Some might say food law today is a survey of the many bad apples the American people have been sold over the past decades. Do you see it that way?
I don’t view food law in that way. Most areas of the law are, in some sense, about responding to bad actors—criminal law, tort, even administrative and constitutional law. If everyone behaved as angels, well, we lawyers wouldn’t have jobs. In this sense, yes, food law is about evils, about bad apples.

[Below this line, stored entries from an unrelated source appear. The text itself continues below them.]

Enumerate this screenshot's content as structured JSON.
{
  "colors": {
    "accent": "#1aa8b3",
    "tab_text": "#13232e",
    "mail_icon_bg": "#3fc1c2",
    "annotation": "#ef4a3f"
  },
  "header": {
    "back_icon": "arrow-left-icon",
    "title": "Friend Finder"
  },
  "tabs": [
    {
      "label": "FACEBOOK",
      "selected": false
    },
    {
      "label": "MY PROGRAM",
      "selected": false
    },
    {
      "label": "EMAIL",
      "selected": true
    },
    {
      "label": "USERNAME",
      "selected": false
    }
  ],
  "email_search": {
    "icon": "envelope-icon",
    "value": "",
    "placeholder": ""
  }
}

But some of these evils are created by law rather than a lack of law. Upton Sinclair’s “The Jungle” has lots of great passages, but my favorite is a section in which Sinclair juxtaposes the fairly rigorous federal regulation of what meat could enter interstate commerce against the total lack of protection for local Chicagoans or, for example, American soldiers. For Sinclair, the comparison partly illustrated institutional corruption, but it also reflects the basic fact that which food is sold and consumed by which people in society is always a function of the legal rules we select—the crops we chose to subsidize, the industries we choose to stabilize, the ingredients we generally recognize as safe. We have made and will make different choices about these things at different moments in history; other countries make other choices.
I believe, as many of my colleagues do, that law is not just a response to bad actors. It is also constitutive: It makes us who we are; it says something about us. And food law—like other areas of the law—is facilitative as well. The law can make it easier or harder to eat better food. If food trucks must meet identical—as opposed to equivalent—food safety and preparation requirements, there will be no food trucks. If the meaning of a term like “all natural” or “grass-fed” isn’t specified by the government or a reliable third party, it will be harder to bring higher quality products to market because consumers will not be able to effectively differentiate.
In my view, food law is a map. It is a way to identify pitfalls, avoid them, and move toward a better destination. The question is: Where are we going, and how quickly can we get there?